In the meantime, we switched to OPNSense (from pfSense) but that doesn't resolve the issue either. As we couldn't wait any longer we deployed Tailscale, well Headscale to be precise (https://github.com/juanfont/headscale).

While it works, it has its own quirks. Subnets don't really work either and even with local DERP installed it can take a few seconds to connect.

As soon as we get some feedback or a working version I would love to use Nebula because both ZeroTier and Tailscale have high CPU issues and network speed is subpar (Tailscale is much faster than ZeroTier).

[DePingus]

If you're using OPNsense or PFsense have a look here: https://blog.ktz.me/punching-through-nat-with-nebula-mesh/

The reason ZeroTier works is because when ZT fails to punch through UDP, it will fall back to using the moon as a relay. Nebula doesn't have a relay mode.

[1MachineElf]

Thanks @DePingus for that link. By following the directions there for one of my networks (not LAN, but a custom "Home" network) my devices are now able to connect via their Nebula IPs while behind OPNSense.

Would someone be so kind as to put into layman's terms any potential security impact of disabling UDP port rewriting for an entire network? I'm not a network expert but I assume OPNSense wasn't configured this way by default for a good reason.

[brad-defined]

@1MachineElf A NAT drops some IPv4 traffic when it doesn't have the internal state tracking to know who to forward the traffic to. This makes it act in some ways like a Firewall. However, a Firewall is different in a key way - a Firewall is intentionally designed and configured to drop traffic, while a NAT only happens to do so.

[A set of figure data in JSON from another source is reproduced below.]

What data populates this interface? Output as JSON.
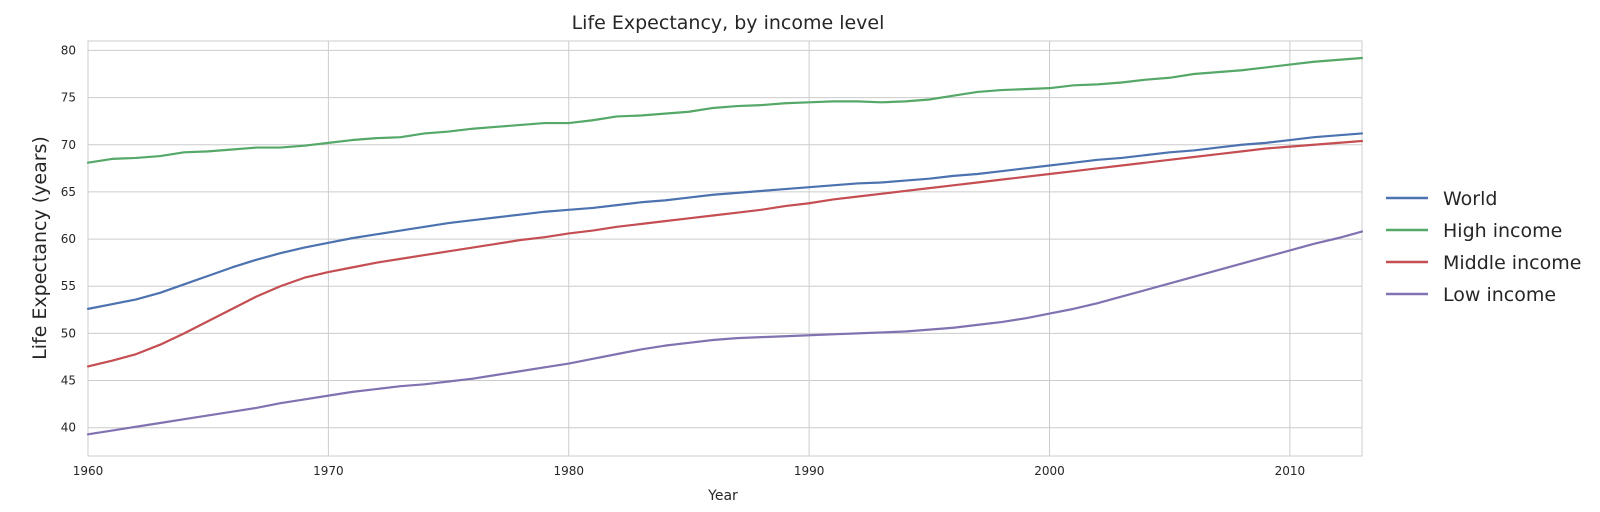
{
  "chart_data": {
    "type": "line",
    "title": "Life Expectancy, by income level",
    "xlabel": "Year",
    "ylabel": "Life Expectancy (years)",
    "xlim": [
      1960,
      2013
    ],
    "ylim": [
      37,
      81
    ],
    "xticks": [
      1960,
      1970,
      1980,
      1990,
      2000,
      2010
    ],
    "yticks": [
      40,
      45,
      50,
      55,
      60,
      65,
      70,
      75,
      80
    ],
    "grid": true,
    "legend_position": "right",
    "x": [
      1960,
      1961,
      1962,
      1963,
      1964,
      1965,
      1966,
      1967,
      1968,
      1969,
      1970,
      1971,
      1972,
      1973,
      1974,
      1975,
      1976,
      1977,
      1978,
      1979,
      1980,
      1981,
      1982,
      1983,
      1984,
      1985,
      1986,
      1987,
      1988,
      1989,
      1990,
      1991,
      1992,
      1993,
      1994,
      1995,
      1996,
      1997,
      1998,
      1999,
      2000,
      2001,
      2002,
      2003,
      2004,
      2005,
      2006,
      2007,
      2008,
      2009,
      2010,
      2011,
      2012,
      2013
    ],
    "series": [
      {
        "name": "World",
        "color": "#4c72b0",
        "values": [
          52.6,
          53.1,
          53.6,
          54.3,
          55.2,
          56.1,
          57.0,
          57.8,
          58.5,
          59.1,
          59.6,
          60.1,
          60.5,
          60.9,
          61.3,
          61.7,
          62.0,
          62.3,
          62.6,
          62.9,
          63.1,
          63.3,
          63.6,
          63.9,
          64.1,
          64.4,
          64.7,
          64.9,
          65.1,
          65.3,
          65.5,
          65.7,
          65.9,
          66.0,
          66.2,
          66.4,
          66.7,
          66.9,
          67.2,
          67.5,
          67.8,
          68.1,
          68.4,
          68.6,
          68.9,
          69.2,
          69.4,
          69.7,
          70.0,
          70.2,
          70.5,
          70.8,
          71.0,
          71.2
        ]
      },
      {
        "name": "High income",
        "color": "#55a868",
        "values": [
          68.1,
          68.5,
          68.6,
          68.8,
          69.2,
          69.3,
          69.5,
          69.7,
          69.7,
          69.9,
          70.2,
          70.5,
          70.7,
          70.8,
          71.2,
          71.4,
          71.7,
          71.9,
          72.1,
          72.3,
          72.3,
          72.6,
          73.0,
          73.1,
          73.3,
          73.5,
          73.9,
          74.1,
          74.2,
          74.4,
          74.5,
          74.6,
          74.6,
          74.5,
          74.6,
          74.8,
          75.2,
          75.6,
          75.8,
          75.9,
          76.0,
          76.3,
          76.4,
          76.6,
          76.9,
          77.1,
          77.5,
          77.7,
          77.9,
          78.2,
          78.5,
          78.8,
          79.0,
          79.2
        ]
      },
      {
        "name": "Middle income",
        "color": "#c44e52",
        "values": [
          46.5,
          47.1,
          47.8,
          48.8,
          50.0,
          51.3,
          52.6,
          53.9,
          55.0,
          55.9,
          56.5,
          57.0,
          57.5,
          57.9,
          58.3,
          58.7,
          59.1,
          59.5,
          59.9,
          60.2,
          60.6,
          60.9,
          61.3,
          61.6,
          61.9,
          62.2,
          62.5,
          62.8,
          63.1,
          63.5,
          63.8,
          64.2,
          64.5,
          64.8,
          65.1,
          65.4,
          65.7,
          66.0,
          66.3,
          66.6,
          66.9,
          67.2,
          67.5,
          67.8,
          68.1,
          68.4,
          68.7,
          69.0,
          69.3,
          69.6,
          69.8,
          70.0,
          70.2,
          70.4
        ]
      },
      {
        "name": "Low income",
        "color": "#8172b2",
        "values": [
          39.3,
          39.7,
          40.1,
          40.5,
          40.9,
          41.3,
          41.7,
          42.1,
          42.6,
          43.0,
          43.4,
          43.8,
          44.1,
          44.4,
          44.6,
          44.9,
          45.2,
          45.6,
          46.0,
          46.4,
          46.8,
          47.3,
          47.8,
          48.3,
          48.7,
          49.0,
          49.3,
          49.5,
          49.6,
          49.7,
          49.8,
          49.9,
          50.0,
          50.1,
          50.2,
          50.4,
          50.6,
          50.9,
          51.2,
          51.6,
          52.1,
          52.6,
          53.2,
          53.9,
          54.6,
          55.3,
          56.0,
          56.7,
          57.4,
          58.1,
          58.8,
          59.5,
          60.1,
          60.8
        ]
      }
    ]
  }
}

A NAT's packet dropping behavior looks like a security protection, but it is not. A Firewall, in contrast, is a good network security device. For network security, use Firewalls, not NATs.

OPNsense's port rewriting makes the NAT behavior less predictable, causing the NAT to drop traffic that Nebula NAT traversal logic does not want dropped. Making the NAT drop more traffic makes it look like it is providing better network security. However, NAT's - even ones that behave less predictably - are still not network security tools.

One case in point - NAT's only apply to IPv4 traffic. IPv6 has no NAT, as there are more than enough IPv6 addresses to go around. Firewalls continue to provide traffic management on IPv6.

I think that's a good argument to say that OPNSense's default configuration was not made for a good reason.

[brad-defined]

Nebula 1.6.0 is released with a Relay feature, to cover cases like a Symmetric NAT. https://github.com/slackhq/nebula/pull/678

If you don't want to change the NAT behavior of your OPNsense system, you can use relays.

Check out the example config to see how to configure a Nebula node to act as a relay, and how to configure other nodes to identify which Relay can be used by peers for access. Also, take a look at https://github.com/slackhq/nebula/issues/33#issuecomment-1180569297 for more info on how to configure it.

[johnmaguire]

I'm closing this out for inactivity. If you continue to have issues after trying the relay feature, pleasefeel free to open up a new issue or join us on Slack. Thanks!